Ginny had never really understood that sometimes, just because someone is too scared to do the right thing, that doesn’t make them evil. She had gone through that horror herself when she was eleven, and there had been a diary eating her soul. She strangely had no sympathy, now, for anyone else going through similar difficulties, but that was because she held no sympathy for herself, for what she had done under Tom Riddle’s control and coercion. For Ginny to forgive someone else for being weak, she would first have to forgive herself, and that was something she was never going to do.
She certainly would never, ever forgive Draco Malfoy...any more than she would forgive Harry for forgiving him.
So maybe it would be best if Harry didn’t tell her, at least not unless she asked him to. It wasn’t lying, then; not if she didn’t ask, right?

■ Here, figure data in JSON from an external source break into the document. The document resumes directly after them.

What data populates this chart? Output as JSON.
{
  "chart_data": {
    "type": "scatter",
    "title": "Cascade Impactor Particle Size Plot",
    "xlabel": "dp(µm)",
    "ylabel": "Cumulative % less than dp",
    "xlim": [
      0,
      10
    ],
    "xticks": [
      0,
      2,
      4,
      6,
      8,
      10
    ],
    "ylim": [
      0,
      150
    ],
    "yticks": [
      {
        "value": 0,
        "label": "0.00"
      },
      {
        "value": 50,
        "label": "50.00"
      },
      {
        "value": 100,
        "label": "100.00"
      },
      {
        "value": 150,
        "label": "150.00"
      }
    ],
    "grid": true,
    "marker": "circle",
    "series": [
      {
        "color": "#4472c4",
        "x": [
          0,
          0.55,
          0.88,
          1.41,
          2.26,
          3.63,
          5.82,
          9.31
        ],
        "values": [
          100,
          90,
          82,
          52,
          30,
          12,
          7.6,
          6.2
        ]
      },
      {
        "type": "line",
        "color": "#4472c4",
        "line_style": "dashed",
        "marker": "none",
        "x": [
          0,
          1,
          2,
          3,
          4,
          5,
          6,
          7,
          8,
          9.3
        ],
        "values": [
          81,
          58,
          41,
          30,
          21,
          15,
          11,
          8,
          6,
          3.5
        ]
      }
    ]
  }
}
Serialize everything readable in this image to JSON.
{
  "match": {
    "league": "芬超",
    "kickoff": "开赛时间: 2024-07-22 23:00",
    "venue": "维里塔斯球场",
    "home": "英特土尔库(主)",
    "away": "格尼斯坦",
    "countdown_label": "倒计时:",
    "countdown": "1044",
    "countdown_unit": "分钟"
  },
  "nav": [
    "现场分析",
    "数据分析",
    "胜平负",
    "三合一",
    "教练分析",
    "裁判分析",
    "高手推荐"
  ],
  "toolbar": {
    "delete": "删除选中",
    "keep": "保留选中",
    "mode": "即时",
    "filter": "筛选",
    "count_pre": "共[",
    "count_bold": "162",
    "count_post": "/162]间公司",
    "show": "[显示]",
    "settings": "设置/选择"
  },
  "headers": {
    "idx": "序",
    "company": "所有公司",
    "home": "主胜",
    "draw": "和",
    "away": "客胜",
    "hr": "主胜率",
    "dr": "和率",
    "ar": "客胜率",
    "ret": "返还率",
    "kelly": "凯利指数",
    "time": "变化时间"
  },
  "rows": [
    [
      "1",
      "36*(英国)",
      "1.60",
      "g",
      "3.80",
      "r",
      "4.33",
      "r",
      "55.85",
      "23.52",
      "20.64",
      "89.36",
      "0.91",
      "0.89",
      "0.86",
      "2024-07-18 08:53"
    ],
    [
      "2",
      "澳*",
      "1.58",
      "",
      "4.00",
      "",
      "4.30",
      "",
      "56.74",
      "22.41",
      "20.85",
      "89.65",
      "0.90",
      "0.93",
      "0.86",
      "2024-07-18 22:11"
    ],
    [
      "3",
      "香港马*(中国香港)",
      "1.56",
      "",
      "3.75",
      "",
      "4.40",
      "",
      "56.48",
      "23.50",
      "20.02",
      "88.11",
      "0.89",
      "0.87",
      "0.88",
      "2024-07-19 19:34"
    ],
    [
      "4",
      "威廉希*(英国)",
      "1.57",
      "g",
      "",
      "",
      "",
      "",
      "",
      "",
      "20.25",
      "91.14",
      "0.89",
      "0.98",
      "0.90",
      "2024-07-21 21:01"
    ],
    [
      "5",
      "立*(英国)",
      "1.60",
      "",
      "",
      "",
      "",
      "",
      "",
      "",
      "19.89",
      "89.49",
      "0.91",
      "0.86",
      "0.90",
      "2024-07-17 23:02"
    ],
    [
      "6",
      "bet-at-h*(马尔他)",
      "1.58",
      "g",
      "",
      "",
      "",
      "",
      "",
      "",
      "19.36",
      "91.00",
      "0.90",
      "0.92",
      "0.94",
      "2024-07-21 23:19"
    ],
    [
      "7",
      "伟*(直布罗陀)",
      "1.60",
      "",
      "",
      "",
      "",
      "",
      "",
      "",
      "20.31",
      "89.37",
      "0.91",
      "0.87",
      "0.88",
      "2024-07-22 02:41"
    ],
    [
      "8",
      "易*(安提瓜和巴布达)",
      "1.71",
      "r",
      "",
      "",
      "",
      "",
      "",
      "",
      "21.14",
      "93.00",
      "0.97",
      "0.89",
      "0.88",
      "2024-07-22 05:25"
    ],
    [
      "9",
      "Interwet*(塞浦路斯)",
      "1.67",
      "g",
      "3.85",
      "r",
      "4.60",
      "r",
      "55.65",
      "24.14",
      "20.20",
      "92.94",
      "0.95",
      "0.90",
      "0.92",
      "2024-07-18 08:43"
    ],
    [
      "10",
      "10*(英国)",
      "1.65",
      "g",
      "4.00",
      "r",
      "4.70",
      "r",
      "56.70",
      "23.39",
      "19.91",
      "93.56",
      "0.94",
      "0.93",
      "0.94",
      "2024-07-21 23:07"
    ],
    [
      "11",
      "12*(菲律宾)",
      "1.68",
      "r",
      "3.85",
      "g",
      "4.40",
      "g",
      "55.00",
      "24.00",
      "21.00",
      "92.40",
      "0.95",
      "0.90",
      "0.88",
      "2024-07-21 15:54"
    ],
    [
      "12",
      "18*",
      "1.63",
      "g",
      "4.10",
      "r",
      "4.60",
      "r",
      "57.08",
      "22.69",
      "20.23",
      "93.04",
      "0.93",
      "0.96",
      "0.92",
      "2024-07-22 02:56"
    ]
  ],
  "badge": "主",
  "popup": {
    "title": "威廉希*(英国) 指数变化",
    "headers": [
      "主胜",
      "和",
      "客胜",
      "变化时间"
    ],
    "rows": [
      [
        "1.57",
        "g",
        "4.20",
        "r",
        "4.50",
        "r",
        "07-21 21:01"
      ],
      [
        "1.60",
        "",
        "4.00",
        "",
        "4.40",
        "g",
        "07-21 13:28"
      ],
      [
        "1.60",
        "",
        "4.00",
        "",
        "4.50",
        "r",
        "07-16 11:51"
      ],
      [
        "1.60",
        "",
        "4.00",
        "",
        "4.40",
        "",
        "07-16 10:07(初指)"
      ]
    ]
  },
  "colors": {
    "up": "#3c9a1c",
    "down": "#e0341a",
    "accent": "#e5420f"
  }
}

There were things they hadn’t told each other, things they couldn’t tell each other; there were nightmares that couldn’t be shared, no matter how much you loved someone. Sometimes all you could do was hold one another in the darkness and weep, and not say why. Horrible things had happened to and around the both of them; some war stories could never be told. With some fears, some screams, some scars, talking about it helped. With others...it didn’t. Harry understood that; so did Ginny. As mutual survivors, they knew when not to pry.
So Harry knew that she would never ask.